I have a big string and would like to extract parts of the string. You can see an example below. I would extract the text corresponding to the text
tags. So we have three text tags, namely "text": "{{{VAR_2}}}"
, "text": "Tell me. How old are you?"
, "text": "{{{VAR_0}}}"
.
This should result in the following list of strings: ["What is your age?", "Tell me. How old are you?", "How old are you?"]
. The number of text tags varies. If no text tag is present, it should result in None.
How can this be solved in an elegant way?
<VAR_0>
How old are you?
</VAR_0>
<VAR_2>
What is your age?
</VAR_2>
(set:$ageask to 'true')
(set:$storybeat_01 to 1)
(set:$inputAge to -1)
<audio stopall>
<audio src="sound.wav" autoplay loop volume="100%">
<onSuccess($user_age==0,$inputAge:=age)>[[age selector]]
<onSuccess(5>age OR 100<age,$inputAge:=age)>[[impossible age]]
<onSuccess(90<age,$inputAge:=age)>[[very old]]

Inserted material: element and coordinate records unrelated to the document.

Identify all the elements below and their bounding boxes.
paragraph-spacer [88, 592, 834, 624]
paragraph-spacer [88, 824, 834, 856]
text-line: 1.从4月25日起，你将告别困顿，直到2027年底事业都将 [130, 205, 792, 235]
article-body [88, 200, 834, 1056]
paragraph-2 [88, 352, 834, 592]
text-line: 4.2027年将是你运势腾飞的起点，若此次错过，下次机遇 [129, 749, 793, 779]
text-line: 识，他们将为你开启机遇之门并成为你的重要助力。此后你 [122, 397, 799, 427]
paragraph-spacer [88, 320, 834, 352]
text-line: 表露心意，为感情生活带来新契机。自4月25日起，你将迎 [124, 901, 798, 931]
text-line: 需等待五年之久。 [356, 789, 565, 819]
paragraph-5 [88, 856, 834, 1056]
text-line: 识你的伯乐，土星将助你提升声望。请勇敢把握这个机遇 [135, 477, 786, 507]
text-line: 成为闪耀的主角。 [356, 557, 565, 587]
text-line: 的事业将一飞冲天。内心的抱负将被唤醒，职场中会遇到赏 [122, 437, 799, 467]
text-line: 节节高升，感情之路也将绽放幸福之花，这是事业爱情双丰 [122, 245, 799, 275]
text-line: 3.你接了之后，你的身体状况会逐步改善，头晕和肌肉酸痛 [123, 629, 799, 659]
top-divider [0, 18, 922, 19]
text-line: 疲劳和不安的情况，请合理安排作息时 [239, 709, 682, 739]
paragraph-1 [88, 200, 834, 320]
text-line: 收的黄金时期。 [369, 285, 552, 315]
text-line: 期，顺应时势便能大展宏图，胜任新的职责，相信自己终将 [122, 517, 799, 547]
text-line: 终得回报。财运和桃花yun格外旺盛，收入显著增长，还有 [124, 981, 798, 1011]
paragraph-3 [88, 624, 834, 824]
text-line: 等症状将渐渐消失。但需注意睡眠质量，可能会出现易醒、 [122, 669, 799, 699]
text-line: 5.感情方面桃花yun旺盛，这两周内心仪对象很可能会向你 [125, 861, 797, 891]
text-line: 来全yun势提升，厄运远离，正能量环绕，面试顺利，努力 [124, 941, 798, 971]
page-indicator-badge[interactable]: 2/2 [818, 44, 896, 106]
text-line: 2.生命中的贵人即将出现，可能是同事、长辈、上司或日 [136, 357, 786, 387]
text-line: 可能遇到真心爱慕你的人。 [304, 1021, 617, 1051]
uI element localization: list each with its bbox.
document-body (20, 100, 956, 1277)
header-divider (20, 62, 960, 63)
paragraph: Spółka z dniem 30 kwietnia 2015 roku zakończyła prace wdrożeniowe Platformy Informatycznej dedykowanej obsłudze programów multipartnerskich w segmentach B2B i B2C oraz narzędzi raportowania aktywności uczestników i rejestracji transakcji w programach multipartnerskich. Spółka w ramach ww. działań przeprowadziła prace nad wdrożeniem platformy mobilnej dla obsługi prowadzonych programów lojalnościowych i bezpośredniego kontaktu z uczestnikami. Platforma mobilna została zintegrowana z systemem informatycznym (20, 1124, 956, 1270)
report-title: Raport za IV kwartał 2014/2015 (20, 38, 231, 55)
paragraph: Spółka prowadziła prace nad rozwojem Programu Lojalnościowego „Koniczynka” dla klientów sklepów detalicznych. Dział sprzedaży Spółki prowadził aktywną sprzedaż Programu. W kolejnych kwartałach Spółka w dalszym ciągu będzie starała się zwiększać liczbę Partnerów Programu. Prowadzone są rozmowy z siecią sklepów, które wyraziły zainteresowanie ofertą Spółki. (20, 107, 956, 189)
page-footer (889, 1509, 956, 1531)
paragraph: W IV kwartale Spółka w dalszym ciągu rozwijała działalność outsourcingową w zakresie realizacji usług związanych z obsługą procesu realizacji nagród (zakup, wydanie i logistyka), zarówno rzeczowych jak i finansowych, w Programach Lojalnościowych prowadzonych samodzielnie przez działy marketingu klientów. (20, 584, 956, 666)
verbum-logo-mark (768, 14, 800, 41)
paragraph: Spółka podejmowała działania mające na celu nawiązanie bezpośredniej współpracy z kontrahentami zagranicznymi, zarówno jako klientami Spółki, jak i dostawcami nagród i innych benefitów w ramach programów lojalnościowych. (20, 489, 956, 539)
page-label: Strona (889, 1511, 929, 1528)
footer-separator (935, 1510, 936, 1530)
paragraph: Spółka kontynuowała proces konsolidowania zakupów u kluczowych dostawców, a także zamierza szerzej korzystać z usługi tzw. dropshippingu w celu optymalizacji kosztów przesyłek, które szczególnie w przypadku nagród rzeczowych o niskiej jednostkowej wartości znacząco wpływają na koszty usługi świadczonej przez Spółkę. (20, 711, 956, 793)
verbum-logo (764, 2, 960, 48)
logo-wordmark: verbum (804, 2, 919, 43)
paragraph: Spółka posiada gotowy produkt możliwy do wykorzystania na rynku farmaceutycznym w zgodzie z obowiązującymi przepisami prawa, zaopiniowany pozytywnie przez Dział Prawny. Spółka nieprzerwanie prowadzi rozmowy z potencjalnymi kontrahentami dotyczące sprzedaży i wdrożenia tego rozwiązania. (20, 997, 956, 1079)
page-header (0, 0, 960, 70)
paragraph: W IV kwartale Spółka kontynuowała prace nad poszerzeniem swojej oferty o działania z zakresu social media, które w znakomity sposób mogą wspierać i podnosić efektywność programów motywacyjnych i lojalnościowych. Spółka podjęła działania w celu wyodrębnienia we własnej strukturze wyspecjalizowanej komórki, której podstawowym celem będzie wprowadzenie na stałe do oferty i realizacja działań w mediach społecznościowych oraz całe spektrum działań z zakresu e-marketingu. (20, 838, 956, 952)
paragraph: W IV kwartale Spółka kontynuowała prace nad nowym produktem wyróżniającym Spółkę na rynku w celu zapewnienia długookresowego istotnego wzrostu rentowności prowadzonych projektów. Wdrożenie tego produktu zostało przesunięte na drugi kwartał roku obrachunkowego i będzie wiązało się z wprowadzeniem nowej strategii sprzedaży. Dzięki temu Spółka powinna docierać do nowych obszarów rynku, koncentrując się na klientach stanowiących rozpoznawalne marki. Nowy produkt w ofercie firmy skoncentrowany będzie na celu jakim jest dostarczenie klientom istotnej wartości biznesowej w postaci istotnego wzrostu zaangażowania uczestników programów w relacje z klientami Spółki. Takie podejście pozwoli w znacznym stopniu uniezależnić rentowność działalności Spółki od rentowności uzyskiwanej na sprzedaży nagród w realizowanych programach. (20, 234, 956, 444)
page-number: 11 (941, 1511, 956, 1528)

<interaction type="AgeNumberQuestionInteraction">
{
"BaseClassConfig QuestionInteractionInterface": {
"QuestionInteractionInterfaceConfig": {
"maxQuestionRepetitionCount": 1
},
"QuestionSpeakingInteraction": {
"SpeakingInteractionConfig": {
"speech": [
{
"emotion": "HAPPY",
"text": "{{{VAR_2}}}"
},
{
"emotion": "HAPPY",
"text": "Tell me. How old are you?"
},
{
"emotion": "HAPPY",
"text": "{{{VAR_0}}}"
}
]
}
}
}
}
</interaction>
CodePudding user response:
You can use a regular expressions pattern to search for the "text".
html_doc
is your HTML above:
for text in re.findall('"text": ".*?"', html_doc):
print(text)
Prints:
"text": "{{{VAR_2}}}"
"text": "Tell me. How old are you?"
"text": "{{{VAR_0}}}"
Or: using beautifulsoup:
soup = BeautifulSoup(html_doc, 'html.parser')
tag = soup.find("interaction")
for text in re.findall('"text": ".*?"', tag.text):
print(text)
EDIT: to get the VAR
text:
for text in re.findall(r"{{{(.*?)}}}", html_doc):
print(text)
CodePudding user response:
Here is a BeautifulSoup / JSON solution, which should be more resistant to changes in the HTML layouts. Regular expressions are a terrible choice when working with HTML pages.
import bs4
import json
page = bs4.BeautifulSoup( open('x.html').read(), 'html.parser' )
data = json.loads( page.find('interaction').text )
results = []
lst = data["BaseClassConfig QuestionInteractionInterface"]["QuestionSpeakingInteraction"]["SpeakingInteractionConfig"]["speech"]
for item in lst:
if item['text'].startswith('{{{'):
results.append( page.find(item['text'].strip('{}').lower()).text.strip() )
else:
results.append( item['text'] )
print(results)
Output:
['What is your age?', 'Tell me. How old are you?', 'How old are you?']